Une solution simple serait d’unifier les concours. Il n’y aurait qu’un seul concours d’accès à l’enseignement secondaire. Ce concours unique ouvrirait au statut de professeur du second degré, avec une obligation de service de 16 heures. Évidemment, il ne faudrait pas que cela se fasse au prix d’une diminution du salaire moyen des enseignants, mais cela permettrait une augmentation significative et un traitement plus égalitaire des enseignants. L’accession à certains postes spécifiques (formateurs, inspecteurs, tuteurs, coordinateurs, etc.) dépendrait d’une certification interne avec des épreuves spécifiques et d’une audition par un jury compétent.
► Renforcer la formation continue
À l’heure actuelle, les formations proposées par les PAF et le PNF en philosophie sont très variables sur le territoire et inégalement en lien avec les dimensions pédagogiques et pratiques du métier. De plus, le taux de recours à ces formations est relativement faible. Il est donc permis de penser que peu de collègues de philosophie utilisent effectivement leur droit à la formation.
La formation des enseignants ne saurait être réservée à la seule formation initiale et il convient de renforcer aussi leur formation continue. Pour se faire, on pourrait mettre en place, pour chaque professeur, un quota annuel d’heures obligatoires de formation continue (par exemple à hauteur d’une heure par semaine en moyenne sur l’année). Ces heures seraient décomptées sur les services normaux des enseignants et en deviendraient, pour ainsi dire, un élément constitutif. Ainsi, sur 16 heures de service dues, 15 seraient assurées face aux élèves et 1 serait consacrée à la formation continue obligatoire. Ces formations obligatoires pourraient consister dans l’observation des pratiques d’autres collègues, de philosophie ou d’autres disciplines, très formatrice mais très peu courante en France, dans l’établissement de groupes de discussion des pratiques enseignante ou dans des formations thématiques ciblées avec des formateurs sur la base d’un programme annuel proposé par l’inspection et les INSPE. Les heures de réunion consacrée à la coordination avec les collègues, notamment dans le cadre de l’enseignement de la spécialité HLP, pourraient aussi être décomptées sur ce quota. Ces heures de formation continue obligatoire auraient une composante essentiellement pratique et réflexive.
Ces heures de formation obligatoires n’auraient pas vocation à se substituer aux formations proposées actuellement par les PAF et le PNF. Celles-ci seraient maintenues même si leur territoire serait redessiné. Elles consisteraient soit en des approfondissements disciplinaires, soit en des présentations de pratiques innovantes.
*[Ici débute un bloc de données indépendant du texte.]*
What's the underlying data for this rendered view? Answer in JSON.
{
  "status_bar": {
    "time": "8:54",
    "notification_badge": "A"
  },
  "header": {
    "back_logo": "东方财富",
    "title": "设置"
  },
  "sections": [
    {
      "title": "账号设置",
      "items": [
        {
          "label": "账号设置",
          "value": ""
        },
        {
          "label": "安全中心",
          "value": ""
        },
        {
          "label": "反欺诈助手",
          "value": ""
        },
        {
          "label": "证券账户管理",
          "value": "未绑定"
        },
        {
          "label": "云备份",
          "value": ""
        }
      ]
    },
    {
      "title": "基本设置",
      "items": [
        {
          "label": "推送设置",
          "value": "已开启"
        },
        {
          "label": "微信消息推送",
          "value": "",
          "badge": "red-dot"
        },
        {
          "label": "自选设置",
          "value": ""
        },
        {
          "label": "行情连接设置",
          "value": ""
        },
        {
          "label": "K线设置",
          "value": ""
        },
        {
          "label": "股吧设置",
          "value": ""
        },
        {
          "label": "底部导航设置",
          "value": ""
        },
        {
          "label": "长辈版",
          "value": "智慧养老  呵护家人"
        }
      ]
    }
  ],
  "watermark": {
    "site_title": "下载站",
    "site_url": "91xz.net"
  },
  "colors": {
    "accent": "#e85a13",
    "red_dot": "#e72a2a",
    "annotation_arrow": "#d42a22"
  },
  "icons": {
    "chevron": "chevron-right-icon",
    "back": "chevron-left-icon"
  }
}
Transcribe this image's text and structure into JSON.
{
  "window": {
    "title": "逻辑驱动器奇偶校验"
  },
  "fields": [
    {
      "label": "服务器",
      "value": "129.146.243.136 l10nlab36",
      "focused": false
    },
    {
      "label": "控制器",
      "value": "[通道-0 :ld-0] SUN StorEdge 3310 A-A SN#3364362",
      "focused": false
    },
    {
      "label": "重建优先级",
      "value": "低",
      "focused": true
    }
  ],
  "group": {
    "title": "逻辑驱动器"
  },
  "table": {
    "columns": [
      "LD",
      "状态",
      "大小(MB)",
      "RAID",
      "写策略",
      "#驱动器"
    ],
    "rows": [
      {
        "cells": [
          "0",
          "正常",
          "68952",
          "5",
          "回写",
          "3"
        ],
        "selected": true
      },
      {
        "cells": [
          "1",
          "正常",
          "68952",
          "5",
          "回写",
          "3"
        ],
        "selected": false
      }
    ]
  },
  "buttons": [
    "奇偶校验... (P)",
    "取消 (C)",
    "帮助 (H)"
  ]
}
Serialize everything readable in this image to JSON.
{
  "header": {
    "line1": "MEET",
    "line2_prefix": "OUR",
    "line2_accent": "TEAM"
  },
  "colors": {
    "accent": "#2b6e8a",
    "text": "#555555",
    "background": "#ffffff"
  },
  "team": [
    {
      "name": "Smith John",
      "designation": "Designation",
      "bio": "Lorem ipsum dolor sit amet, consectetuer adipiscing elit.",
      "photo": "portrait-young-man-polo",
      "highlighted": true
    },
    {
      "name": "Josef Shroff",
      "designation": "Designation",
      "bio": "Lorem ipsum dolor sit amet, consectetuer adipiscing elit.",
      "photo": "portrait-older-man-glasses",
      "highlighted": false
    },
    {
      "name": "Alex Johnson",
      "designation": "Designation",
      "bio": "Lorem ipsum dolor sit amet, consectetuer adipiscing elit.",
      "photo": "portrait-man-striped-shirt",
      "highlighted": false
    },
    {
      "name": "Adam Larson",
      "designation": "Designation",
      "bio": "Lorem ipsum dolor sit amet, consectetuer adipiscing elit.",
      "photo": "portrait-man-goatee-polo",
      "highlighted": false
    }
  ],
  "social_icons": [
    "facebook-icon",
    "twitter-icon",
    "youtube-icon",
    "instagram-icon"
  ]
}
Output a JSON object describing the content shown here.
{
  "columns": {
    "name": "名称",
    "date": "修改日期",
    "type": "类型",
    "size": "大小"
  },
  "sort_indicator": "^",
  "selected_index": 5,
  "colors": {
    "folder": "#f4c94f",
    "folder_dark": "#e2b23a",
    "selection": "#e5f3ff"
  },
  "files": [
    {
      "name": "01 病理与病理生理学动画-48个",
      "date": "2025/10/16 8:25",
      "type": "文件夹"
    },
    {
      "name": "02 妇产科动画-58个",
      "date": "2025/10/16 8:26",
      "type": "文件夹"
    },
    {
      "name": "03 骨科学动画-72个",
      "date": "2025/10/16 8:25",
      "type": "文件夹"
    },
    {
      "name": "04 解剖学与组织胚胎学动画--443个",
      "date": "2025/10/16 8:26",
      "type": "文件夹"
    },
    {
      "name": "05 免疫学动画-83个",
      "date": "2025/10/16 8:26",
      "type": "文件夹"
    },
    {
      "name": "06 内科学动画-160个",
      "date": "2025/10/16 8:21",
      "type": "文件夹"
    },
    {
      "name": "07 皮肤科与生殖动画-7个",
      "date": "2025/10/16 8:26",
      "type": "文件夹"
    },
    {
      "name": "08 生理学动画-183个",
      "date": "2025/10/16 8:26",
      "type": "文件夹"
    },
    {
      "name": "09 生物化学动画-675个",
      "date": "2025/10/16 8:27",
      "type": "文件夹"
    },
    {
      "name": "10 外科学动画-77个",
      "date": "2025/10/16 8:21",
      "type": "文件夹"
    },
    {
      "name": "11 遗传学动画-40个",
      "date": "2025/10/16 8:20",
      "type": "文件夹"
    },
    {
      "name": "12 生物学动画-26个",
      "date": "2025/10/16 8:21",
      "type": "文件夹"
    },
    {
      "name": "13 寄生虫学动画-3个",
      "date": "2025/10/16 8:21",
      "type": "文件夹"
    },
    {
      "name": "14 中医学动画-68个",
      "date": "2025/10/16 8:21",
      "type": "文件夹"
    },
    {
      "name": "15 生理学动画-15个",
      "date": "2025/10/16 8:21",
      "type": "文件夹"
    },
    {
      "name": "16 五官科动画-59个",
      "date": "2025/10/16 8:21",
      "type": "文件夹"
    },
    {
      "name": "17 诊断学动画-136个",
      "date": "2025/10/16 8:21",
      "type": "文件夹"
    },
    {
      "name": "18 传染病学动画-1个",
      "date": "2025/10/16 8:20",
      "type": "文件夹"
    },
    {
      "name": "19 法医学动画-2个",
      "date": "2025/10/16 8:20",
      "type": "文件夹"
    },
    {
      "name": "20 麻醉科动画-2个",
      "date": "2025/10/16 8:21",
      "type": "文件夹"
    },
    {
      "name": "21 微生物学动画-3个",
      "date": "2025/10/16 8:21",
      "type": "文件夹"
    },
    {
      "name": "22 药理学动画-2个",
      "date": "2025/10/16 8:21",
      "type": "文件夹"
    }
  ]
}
Il s’agit plutôt d’articuler une obligation de formation, dont on peut considérer qu’elle est indissociable de la réflexivité professionnelle qu’on doit attendre de tout professeur, et un droit de formation qui viserait plutôt l’approfondissement de certaines connaissances ou compétences sur la base du volontariat.
[2] GRDS, L’école commune, La Dispute, 2012.